CLEVELAND -- The Cleveland Cavaliers are the league's best team in terms of dictating tempo. It's a slow style that the Washington Bullets hate to play. And, in three games against the Cavaliers this season, they have refused to do so.
Last night, it was the Bullets who dictated the tempo, speeding past the Cavaliers for a 98-85 win before 19,103 at the Gund Arena.
It was the Bullets' fourth straight win, matching their longest streak of the season. More importantly, the win got the Bullets off to a good start in what is probably the toughest stretch of the season. The Cleveland game began a three-week stretch in which the Bullets will play 11 of 14 on the road.
But let's get back to this tempo thing for the Bullets, who are
four games over .500 (19-15) for the first time since Feb. 4, 1985. By slowing games down, the Cavaliers have held opponents to a league-low 84.7 points per game going into last night. But with last night's output, the Bullets now have three of the top five scoring games against the Cavaliers this season (their 106 points last month are the most allowed by Cleveland this season). Washington led by as many as 21 points last night.
"It's basically executing your game plan, and that's how we scored," said Juwan Howard, who had 18 points and 10 rebounds. "Cleveland always contains people and makes teams play their game, meaning slow tempo.
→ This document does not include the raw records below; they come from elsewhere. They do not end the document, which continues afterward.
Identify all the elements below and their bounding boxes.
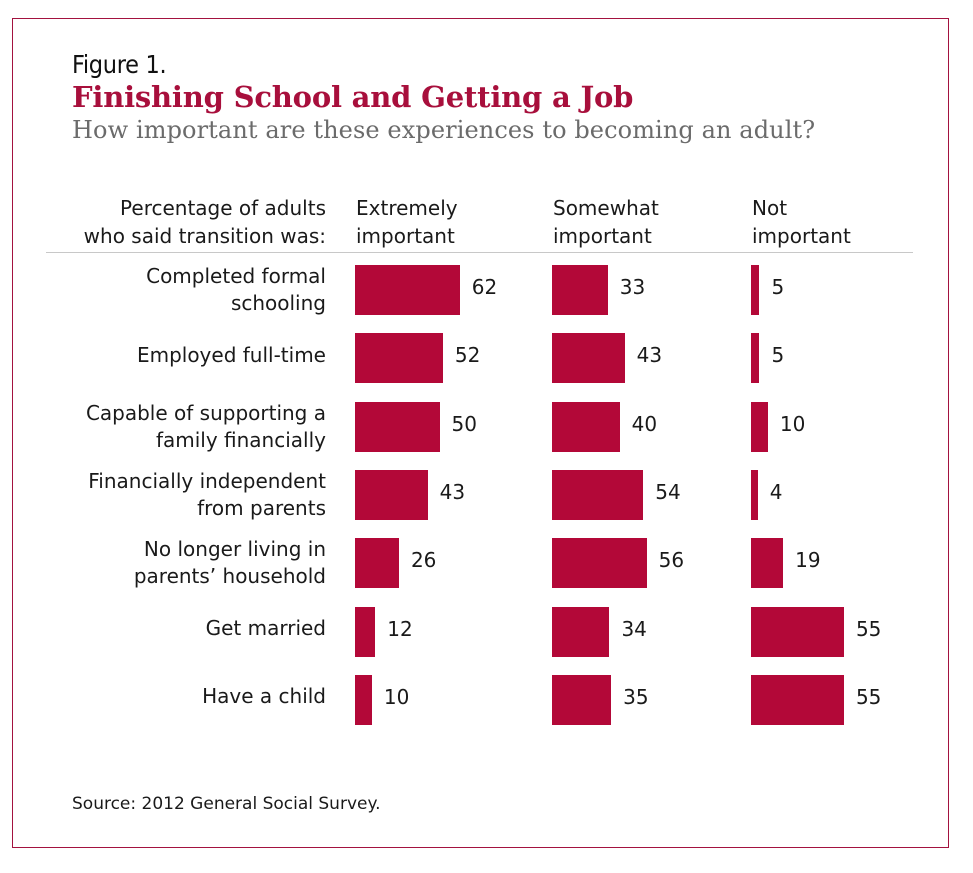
category-label: Capable of supporting a family financiall… — [86, 400, 326, 454]
bar — [751, 674, 844, 725]
row-header-line-2: who said transition was: — [83, 224, 326, 248]
header-divider — [46, 252, 913, 253]
data-label: 34 — [621, 616, 647, 641]
source-note: Source: 2012 General Social Survey. — [72, 794, 381, 814]
data-label: 35 — [623, 684, 649, 709]
bar — [355, 538, 399, 589]
data-label: 54 — [655, 479, 681, 504]
bar — [751, 333, 760, 384]
bar — [552, 401, 620, 452]
chart-title: Finishing School and Getting a Job — [72, 80, 634, 114]
bar — [552, 333, 625, 384]
bar — [355, 674, 372, 725]
column-header-line: important — [752, 224, 851, 248]
bar — [751, 401, 768, 452]
data-label: 5 — [771, 343, 785, 368]
data-label: 5 — [771, 275, 785, 299]
data-label: 52 — [454, 343, 481, 368]
bar — [355, 469, 428, 520]
data-label: 4 — [769, 479, 783, 504]
bar — [552, 606, 610, 657]
bar — [751, 469, 758, 520]
data-label: 10 — [779, 411, 806, 436]
column-header-extremely-important: Extremely important — [356, 194, 458, 250]
bar — [355, 606, 376, 657]
data-label: 56 — [658, 548, 685, 573]
data-label: 50 — [451, 411, 477, 436]
category-label: Completed formal schooling — [146, 263, 326, 317]
bar — [751, 606, 844, 657]
category-label-line: Financially independent — [88, 468, 326, 493]
bar — [751, 538, 784, 589]
column-header-line: Somewhat — [553, 196, 659, 220]
bar — [552, 469, 644, 520]
column-header-line: important — [553, 224, 652, 248]
chart-subtitle: How important are these experiences to b… — [72, 116, 816, 144]
category-label: Have a child — [202, 683, 326, 710]
category-label: Get married — [206, 615, 326, 642]
category-label-line: from parents — [197, 495, 326, 520]
category-label: Financially independent from parents — [88, 468, 326, 522]
data-label: 43 — [636, 343, 663, 368]
bar — [552, 538, 647, 589]
category-label-line: No longer living in — [143, 537, 326, 562]
figure-number: Figure 1. — [72, 50, 167, 79]
category-label: No longer living in parents’ household — [134, 536, 326, 590]
category-label-line: schooling — [230, 291, 326, 315]
column-header-not-important: Not important — [752, 194, 851, 250]
category-label-line: family financially — [155, 427, 326, 452]
bar — [355, 333, 443, 384]
column-header-somewhat-important: Somewhat important — [553, 194, 659, 250]
category-label-line: Completed formal — [146, 264, 326, 288]
data-label: 40 — [631, 411, 658, 436]
data-label: 55 — [855, 616, 882, 641]
category-label: Employed full-time — [137, 342, 326, 369]
row-header-line-1: Percentage of adults — [120, 196, 326, 220]
data-label: 33 — [619, 275, 646, 299]
data-label: 62 — [471, 275, 498, 299]
category-label-line: Capable of supporting a — [85, 400, 326, 425]
bar — [355, 401, 440, 452]
data-label: 12 — [387, 616, 413, 641]
data-label: 43 — [439, 479, 466, 504]
category-label-line: Employed full-time — [136, 342, 326, 367]
data-label: 26 — [410, 548, 437, 573]
bar — [552, 674, 612, 725]
bar — [751, 265, 760, 315]
bar — [355, 265, 460, 315]
column-header-line: Extremely — [356, 196, 458, 220]
category-label-line: Get married — [205, 616, 326, 640]
data-label: 10 — [383, 684, 410, 709]
bar — [552, 265, 608, 315]
category-label-line: parents’ household — [133, 564, 326, 589]
column-header-line: Not — [752, 196, 788, 220]
data-label: 19 — [795, 548, 821, 573]
figure-frame — [12, 18, 949, 848]
data-label: 55 — [855, 684, 882, 709]
category-label-line: Have a child — [202, 684, 326, 709]
column-header-line: important — [356, 224, 455, 248]
row-header: Percentage of adults who said transition… — [84, 194, 326, 250]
We had fast-break opportunities, and that helped keep us loose."
What also kept the Bullets loose was yet another balanced offense, now that Calbert Cheaney has been welcomed as a member of the team. Cheaney had 17 points (eight of 10 from the field), the fifth straight game he has scored in double figures.
In the past five games, since getting outscored 38-0 by Charlotte's Glen Rice, Cheaney is averaging 15.2 points, while shooting 67.3 percent. He is 19-for-23 from the floor in his past two games.
"We forgot about Calbert," said backcourt mate Rod Strickland. "Well, he's a part of the offense now and he'll continue to be."
Said Bullets coach Jim Lynam: "I'd say this is as well as he's played. It's a big plus when you get another guy contributing, as Calbert has."
If Cheaney continues to contribute, the Bullets will have four scoring threats. In addition to Howard, Strickland led a balanced Bullets attack last night with 20 points, while also handing out eight assists and grabbing five rebounds. And Chris Webber had 17 points and eight assists.
The Bullets took control in the opening quarter, when they shot 65.0 percent and led by as many as 10 points on the way to a 58-39 halftime lead.
And unlike Friday, when they blew an 18-point lead to the Los Angeles Clippers, the Bullets were able to maintain control. The Cavaliers did put together a couple of second-half runs, mainly behind their three-point shooting (8-for-17).
But when the Cavaliers got to within nine points in the final quarter, it was Strickland who saw to it that the lead wasn't wasted. He hit a pair of tough jumpers in the lane over Terrell Brandon (19 points) midway through the fourth quarter, thwarting Cleveland's attempted comeback.
"He kept us in it," Webber said of Strickland. "He hit a couple of key shots. The thing about Rod is that he doesn't have to be dominant all the time. He doesn't have an ego. He just wants to win, and does what it takes to win."
And win is what the Bullets are doing, taking 12 of their last 16.
Washington has won six of its last eight road games, and improved to 9-7 on the road. Last year Washington didn't win its ninth road game until March 4. But the road gets tougher from here, with games at Miami tomorrow and Chicago on Tuesday.
"It's going to be tough," Strickland said. "We're playing a lot better now than we were at the beginning of the season. We have to stay loose, play and see what happens."
NOTE: Harvey Grant (bruised right biceps) did not play, but is probable for tomorrow. Chris Whitney scored 10 points off the bench for the Bullets.